Basil: I always have a pot of Basil around, my preference is basic Sweet Basil with the large green leaf. It can be called Genovese or Napletano. I also like Greek Columnar Basil but it can be difficult to find. Basil lasts about 3-4 months in a container so I replace mine quarterly.

Bay Leaf: My first attempt with Bay Leaf failed, I planted it in the ground and it did not flourish. I bought two more and they have happily provided Bay Leaf from their perch in a terracotta pot. Bay Leaf plants can be difficult to find in our area so buy them online. Be careful to buy the culinary Bay Leaf (Laurus nobilis) – there are other types used for decorative purposes and not to eat.

Dill: Dill is a favorite for use in soups or with sauteed vegetables or fish. A tall, ferny plant this is a cool season plant and will go to seed in the late spring. The seeds are a bonus and can be used in breads or saved to grow more Dill next fall.

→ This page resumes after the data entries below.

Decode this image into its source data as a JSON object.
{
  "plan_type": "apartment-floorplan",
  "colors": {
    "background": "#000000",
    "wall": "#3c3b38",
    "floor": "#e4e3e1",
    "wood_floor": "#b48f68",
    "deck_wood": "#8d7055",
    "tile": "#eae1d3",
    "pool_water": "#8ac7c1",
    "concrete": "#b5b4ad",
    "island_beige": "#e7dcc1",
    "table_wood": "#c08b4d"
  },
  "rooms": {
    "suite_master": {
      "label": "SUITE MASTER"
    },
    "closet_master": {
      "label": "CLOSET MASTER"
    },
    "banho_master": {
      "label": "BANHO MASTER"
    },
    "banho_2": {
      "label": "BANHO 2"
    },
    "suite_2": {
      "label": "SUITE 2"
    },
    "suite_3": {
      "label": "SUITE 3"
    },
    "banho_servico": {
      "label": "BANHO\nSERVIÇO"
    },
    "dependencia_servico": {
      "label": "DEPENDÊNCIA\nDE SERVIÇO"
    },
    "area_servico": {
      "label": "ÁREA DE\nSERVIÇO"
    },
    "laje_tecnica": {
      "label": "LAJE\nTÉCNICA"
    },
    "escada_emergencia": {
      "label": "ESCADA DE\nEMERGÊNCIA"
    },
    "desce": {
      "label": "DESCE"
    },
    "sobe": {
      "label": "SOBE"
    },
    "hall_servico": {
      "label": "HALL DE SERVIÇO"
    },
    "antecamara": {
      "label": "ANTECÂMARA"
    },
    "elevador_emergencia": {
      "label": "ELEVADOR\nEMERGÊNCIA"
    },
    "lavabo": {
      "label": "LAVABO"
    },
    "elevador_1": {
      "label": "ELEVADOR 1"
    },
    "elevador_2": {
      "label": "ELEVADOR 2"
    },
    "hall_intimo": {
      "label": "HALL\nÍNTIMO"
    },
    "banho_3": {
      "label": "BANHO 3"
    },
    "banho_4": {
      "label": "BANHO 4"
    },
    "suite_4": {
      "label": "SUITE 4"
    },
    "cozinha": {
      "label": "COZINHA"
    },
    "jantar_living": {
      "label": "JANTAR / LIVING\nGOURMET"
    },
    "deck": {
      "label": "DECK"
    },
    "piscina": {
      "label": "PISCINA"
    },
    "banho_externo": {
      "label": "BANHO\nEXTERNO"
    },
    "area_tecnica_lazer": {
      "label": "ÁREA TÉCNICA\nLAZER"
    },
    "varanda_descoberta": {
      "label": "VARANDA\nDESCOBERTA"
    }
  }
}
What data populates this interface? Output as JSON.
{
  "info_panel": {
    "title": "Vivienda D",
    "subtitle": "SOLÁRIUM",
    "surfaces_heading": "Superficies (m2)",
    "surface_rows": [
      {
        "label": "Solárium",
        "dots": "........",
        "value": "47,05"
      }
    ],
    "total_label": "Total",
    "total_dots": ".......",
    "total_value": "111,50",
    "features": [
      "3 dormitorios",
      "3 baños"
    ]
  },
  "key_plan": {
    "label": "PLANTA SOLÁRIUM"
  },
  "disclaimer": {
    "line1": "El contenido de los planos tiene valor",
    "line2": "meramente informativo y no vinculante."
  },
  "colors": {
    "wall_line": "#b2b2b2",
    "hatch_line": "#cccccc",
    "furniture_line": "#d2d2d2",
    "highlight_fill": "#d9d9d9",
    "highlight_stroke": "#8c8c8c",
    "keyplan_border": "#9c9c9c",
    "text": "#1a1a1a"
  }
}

Parsley: I prefer Italian Parsley (flat leaf) for flavor, Curly Parsley can be easily grown here as well. This is a cool season plant and will grow here from October until late spring.

Rosemary: Rosemary lasts year round in a pot. Eventually, it needs replacement – I consider this maintenance as we eat a lot of Rosemary. I like the flavor of the upright plants rather than the creepers.

Thyme: Thyme is another cool season herb. I may have managed to get it to live through a whole year once, but this requires a lot of attention in the summer. My attention tends to wane as the humidity rises. I prefer the Lemon Thyme to German for the flavor.

My Fall Containers are currently under construction, I will work on another post when they are complete.